А тут тебе тюрьмы, колючая проволока и штыки на границе, света — только что в окошке, а для души, которой так хочется летать, — тяжелые от грязи постолы…
Ты меня знаешь, Алесь, — я не революционер. Я, чтоб добиться истинного счастья для людей, не хочу… не могу перешагнуть через труп даже одного человека. Иной раз мне, правда, тесно, душно с такой верой. Ох, как душно, как мучают сомнения!.. И чем дальше, тем больше.
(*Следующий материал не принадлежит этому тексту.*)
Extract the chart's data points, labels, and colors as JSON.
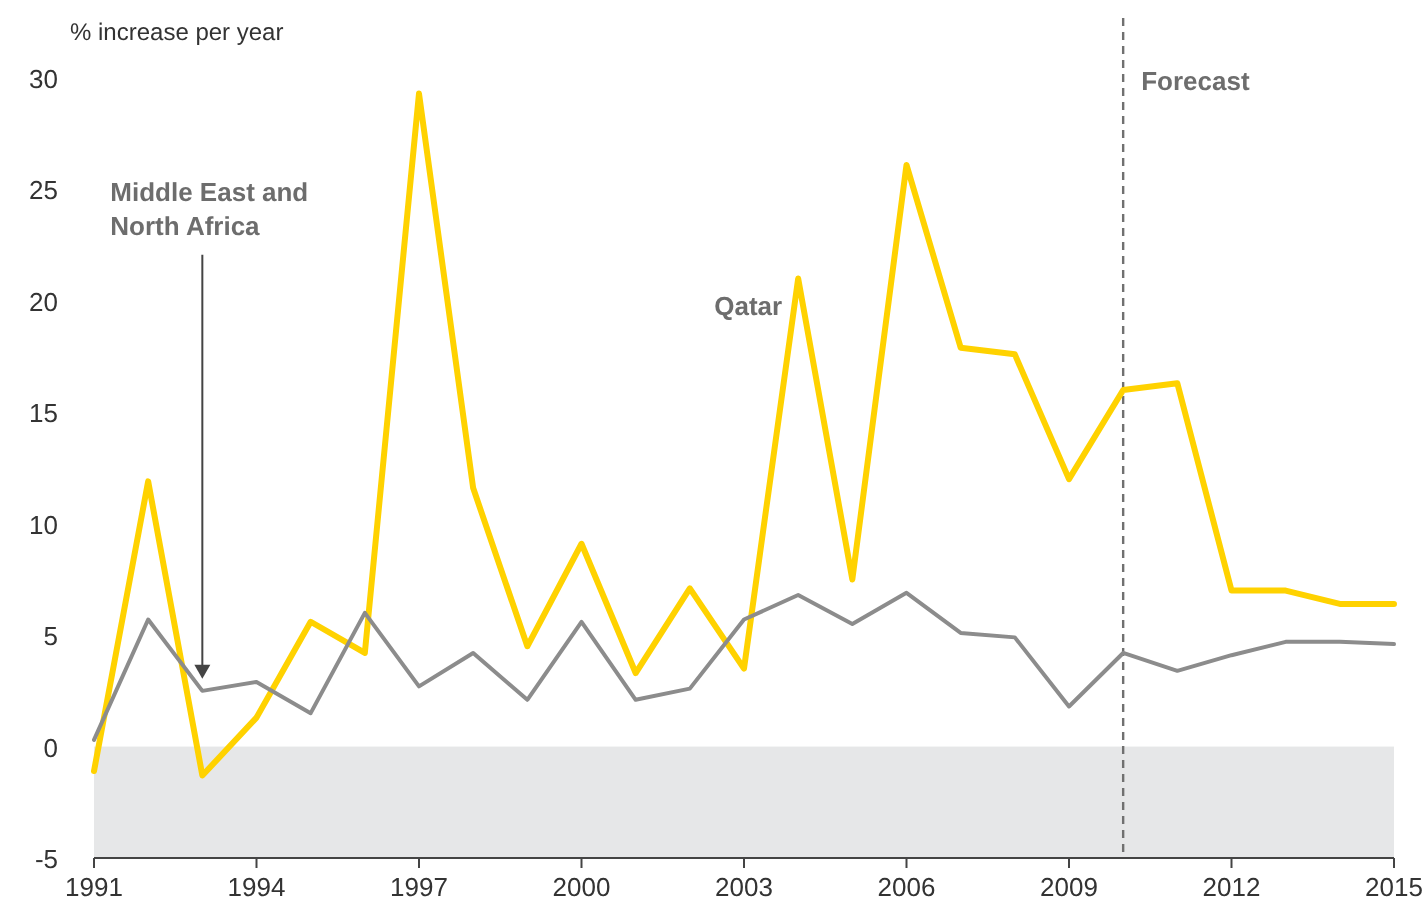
{
  "chart_data": {
    "type": "line",
    "ylabel": "% increase per year",
    "x": [
      1991,
      1992,
      1993,
      1994,
      1995,
      1996,
      1997,
      1998,
      1999,
      2000,
      2001,
      2002,
      2003,
      2004,
      2005,
      2006,
      2007,
      2008,
      2009,
      2010,
      2011,
      2012,
      2013,
      2014,
      2015
    ],
    "series": [
      {
        "name": "Qatar",
        "color": "#ffd200",
        "values": [
          -1.1,
          11.9,
          -1.3,
          1.3,
          5.6,
          4.2,
          29.3,
          11.6,
          4.5,
          9.1,
          3.3,
          7.1,
          3.5,
          21,
          7.5,
          26.1,
          17.9,
          17.6,
          12,
          16,
          16.3,
          7,
          7,
          6.4,
          6.4
        ]
      },
      {
        "name": "Middle East and North Africa",
        "color": "#8c8c8c",
        "values": [
          0.3,
          5.7,
          2.5,
          2.9,
          1.5,
          6,
          2.7,
          4.2,
          2.1,
          5.6,
          2.1,
          2.6,
          5.7,
          6.8,
          5.5,
          6.9,
          5.1,
          4.9,
          1.8,
          4.2,
          3.4,
          4.1,
          4.7,
          4.7,
          4.6
        ]
      }
    ],
    "xlim": [
      1991,
      2015
    ],
    "xticks": [
      1991,
      1994,
      1997,
      2000,
      2003,
      2006,
      2009,
      2012,
      2015
    ],
    "ylim": [
      -5,
      30
    ],
    "yticks": [
      -5,
      0,
      5,
      10,
      15,
      20,
      25,
      30
    ],
    "grid": false,
    "legend": false,
    "marker": "none",
    "line_style": "solid",
    "bands": [
      {
        "axis": "y",
        "from": -5,
        "to": 0,
        "color": "#e6e7e8"
      }
    ],
    "ref_lines": [
      {
        "axis": "x",
        "value": 2010,
        "label": "Forecast",
        "line_style": "dashed",
        "color": "#707070"
      }
    ]
  }
}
Как хочется настоящей работы, борьбы — не только книжку кому-нибудь дать, не только марать бумагу…
И вот теперь это радио. Кажется, что мы где-то в темной и душной конуре. И вдруг нащупывает кто-то оконце, вытаскивает закрывающую его затычку — становится больше и света и воздуха. Вот сейчас холод и темь за стеной, а в этой тьме, стучась в наши убогие стрехи, просятся в хату песни и сказки, просятся разум и радость… И все это оттуда, все на нашем языке, все для нас!.. Как я хотел бы быть работником этого великого дела!
Долго молчим, а потом я с усмешкой рассказываю ему о давешнем разговоре бабушки с Федорой.